Every year as I pack for the 8th grade Washington D.C. field trip, my husband eyes my suitcase with contempt as if I am abandoning him and embarking on a week-long vacation while he’s stuck at home with two squalling children. She gets a week away, a stipend, free food, and sight-seeing, he thinks. But I know that this trip is far from a fun-filled week away from the family. Yes, it can be fun, but it is also a lot of hard work. That Monday morning as I board the bus, I morph from Spanish teacher into bus leader and subsequently become nurse, counselor, and mother to fifty-six. That’s right folks… these fieldtrips are not for the faint of heart—especially when you are on the principal’s bus with the kids who need to be kept in line—the rowdy boys, the girls who buck the dress code, and yes, sometimes the kid who started the fire in the school bathroom several weeks earlier.
Every year is eventful to say the least, but one trip always sticks out in my mind as the trip to end all trips. I began that week armed with aloe for sunburns, bandages for turned ankles, duct tape for broken flip flops, and a pair of small scissors for gum-in-hair removal—the usual. But after a few hours it became clear that things were going to get even more interesting. The girls behind me on the bus began to perk about the text messages that were whizzing around about the drama between Eddie and Clara. At the first rest stop, Eddie from our bus had asked Clara from bus 2 to the Thursday night dance. Under pressure, Clara had said yes, but now regretted her decision, as she was actually hoping to go to the dance with Matt from bus 4. Clara wanted to back out, but at the second rest stop Eddie bought her jewelry, so the situation got awkward. Clara talked to him a few times, trying to let him down easy, but Eddie, being a different kind of kid, wasn’t very good at picking up social cues… like the pained look on Clara’s face when he did the old yawn and stretch at the Nationals game with Matt sitting just on the other side. We chaperones were worried about Eddie getting his feelings hurt. And since the three of them, Eddie, Clara, and Matt were all in my Spanish class together, the principal appointed me to help them sort things out.
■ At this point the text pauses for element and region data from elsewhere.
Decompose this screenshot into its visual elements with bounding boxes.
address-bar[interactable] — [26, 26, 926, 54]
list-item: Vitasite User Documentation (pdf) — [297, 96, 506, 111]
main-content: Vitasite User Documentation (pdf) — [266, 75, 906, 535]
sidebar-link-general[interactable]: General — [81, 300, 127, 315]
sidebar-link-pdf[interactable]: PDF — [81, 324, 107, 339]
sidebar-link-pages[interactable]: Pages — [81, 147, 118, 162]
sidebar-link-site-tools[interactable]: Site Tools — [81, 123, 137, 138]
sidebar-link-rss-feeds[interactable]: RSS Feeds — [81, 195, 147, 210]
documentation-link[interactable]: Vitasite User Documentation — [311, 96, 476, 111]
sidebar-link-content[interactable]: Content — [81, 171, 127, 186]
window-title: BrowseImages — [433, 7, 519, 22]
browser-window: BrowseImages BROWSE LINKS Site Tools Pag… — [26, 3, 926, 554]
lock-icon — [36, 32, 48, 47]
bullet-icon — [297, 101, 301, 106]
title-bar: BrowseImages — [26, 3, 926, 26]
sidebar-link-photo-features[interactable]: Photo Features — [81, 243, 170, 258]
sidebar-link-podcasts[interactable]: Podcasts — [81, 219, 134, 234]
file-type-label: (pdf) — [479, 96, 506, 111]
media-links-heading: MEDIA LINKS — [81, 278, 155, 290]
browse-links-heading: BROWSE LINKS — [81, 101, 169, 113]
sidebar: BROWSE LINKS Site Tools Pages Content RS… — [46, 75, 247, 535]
As if that weren’t enough drama, later that week I was forced to invade a protest circle in front of the White House in order to extract one of our fourteen year old girls. Natalie, a bright but naïve girl of Middle Eastern decent, had walked up to the group of college students who were chanting in Farsi because she recognized the language her parents spoke and wanted to practice. She saw nothing wrong with it and neither did anyone else. At first. That is until I heard one of the college guys asked her where she was from and say, “Oh, well, now I have a reason to visit Ohio.” As red flags flew up, I charged in and escorted her away. She was confused by my concern, until I explained that the young man, obviously deceived by her beauty and maturity, was hitting on her. “Oh,” she said with a laugh. “Maybe I should have gotten his number. My parents could have traded me to him for a goat!” She wandered off toward the bus with the rest of the kids as I breathed a sigh of relief, but my relief was short lived.
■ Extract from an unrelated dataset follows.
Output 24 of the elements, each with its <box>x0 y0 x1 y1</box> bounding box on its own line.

By the time we reached the Department of Treasury less than a block away, a new situation had arisen. The same girl was being approached by afore mentioned fire-starter, Ned. Ned, another socially challenged young man, had been ogling her all week and talking to her any chance he got. Being the kind-hearted girl she was, she laughed and joked with him each time, not realizing how easy it would be for him to misinterpret her “Kindness”, which of course, he did. As he crossed the street toward her in the darkness that night, I knew what was going to happen. I saw it coming like a train wreck and I was powerless to stop it. Sure enough, shy, quiet Ned managed to summon up the courage to ask Natalie to the all-important dance. As I heard the words come out of his mouth I cringed, fearful of what the rejection might do to his fragile psyche. Thankfully, Natalie, though clearly out of Ned’s league, handled things with more grace than most teenagers–or adults for that matter–and explained that she thought he was a very nice boy she already had a boyfriend at another school and just wouldn’t feel right about it. She later asked the principal and me why we thought he had asked her and the principal once again called on Relationship Counselor Cat to explain how being too nice to a boy can easily be misconstrued as flirting.
Some years aren’t quite as exciting. Some years, the big deal is being called to boys’ hotel in the middle of the night to deal with a Swedish-Fish-related eye injury. But every year I return home thoroughly spent. I collapse on the couch, thankful to be off duty for the first time in five days. And every year hubby asks me the same question. Why do you do it? I understand why he asks. I ask myself the same thing at the beginning of every trip. But by the time the week is over, I know without a doubt that I will do it all again in a heartbeat. I’ll do it because it’s an adventure. Because even though I’ve seen the White House nine times, every trip will be different. I’ll do it because I love the history of our country and I love seeing it rediscovered every year. And I’ll do it because I love those kids, and I love watching them as they make memories that will last a lifetime. It is not an easy job. It is at times at times exasperating and exhausting. But it is, above all, rewarding. So much so, that I’d do it for free. But I’ll take the $700… as long as their offering.